Optimizing Deep Learning for Brain Tumor Classification: A Comparative Ablation Study of Preprocessing and Augmentation Strategies
Abstract
This work fills an important gap in the literature on brain tumor classification, where the overlap of patients between the training and test datasets has been artificially reducing reported accuracy. We have performed eight controlled experiments on 3,064 T1-weighted MRI images from 233 patients with strict patient-level splitting. Our ablation study compared skull stripping, CLAHE image enhancement, and bilateral filtering with geometric augmentation using VGG16 transfer learning. Our results show that skull stripping and CLAHE have a detrimental effect on accuracy when combined with augmentation (accuracy of 82 percent), while bilateral filtering with augmentation has an accuracy of 93.86 percent and AUC of 0.991 ($p=0.05$ compared to augmentation alone). We propose a new “destructive vs. constructive” taxonomy for image preprocessing, which indicates that image preprocessing techniques that preserve anatomical context are more effective than those that remove spatial information.

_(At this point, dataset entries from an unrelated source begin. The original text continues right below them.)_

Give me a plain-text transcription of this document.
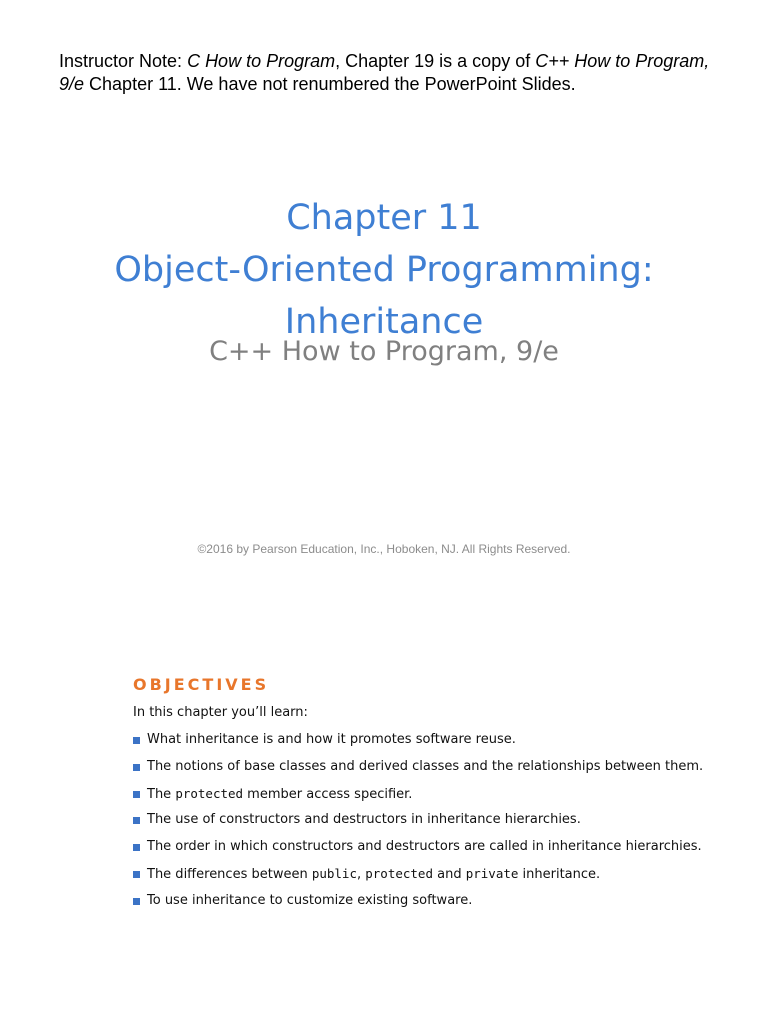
Instructor Note: C How to Program, Chapter 19 is a copy of C++ How to Program, 9/e Chapter 11. We have not renumbered the PowerPoint Slides.
Chapter 11
Object-Oriented Programming:
Inheritance
C++ How to Program, 9/e
©2016 by Pearson Education, Inc., Hoboken, NJ. All Rights Reserved.
OBJECTIVES
In this chapter you’ll learn:
What inheritance is and how it promotes software reuse.
The notions of base classes and derived classes and the relationships between them.
The protected member access specifier.
The use of constructors and destructors in inheritance hierarchies.
The order in which constructors and destructors are called in inheritance hierarchies.
The differences between public, protected and private inheritance.
To use inheritance to customize existing software.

Key Methodologies & Contributions
- Exposing the Skull Boundary Paradox: Demonstrated that “destructive” preprocessing methods (like skull-stripping) eliminate essential high-contrast spatial anchors, causing a 10-point performance degradation when combined with geometric augmentation.
- Systematic Ablation Framework: Executed eight highly controlled experiments isolating the individual and interaction effects of specific preprocessing techniques (CLAHE, Bilateral Filtering) and augmentation on model performance.
- Constructive Preprocessing Paradigm: Validated that edge-aware bilateral filtering acts as a “constructive” preprocessing step, suppressing noise without blurring anatomical boundaries, achieving an optimal 93.86% accuracy.
- Algorithmic Patient-Level Splitting: Implemented strict regex-based patient ID grouping and perceptual hash checking to guarantee zero patient overlap between splits, providing realistic performance metrics over inflated baseline claims.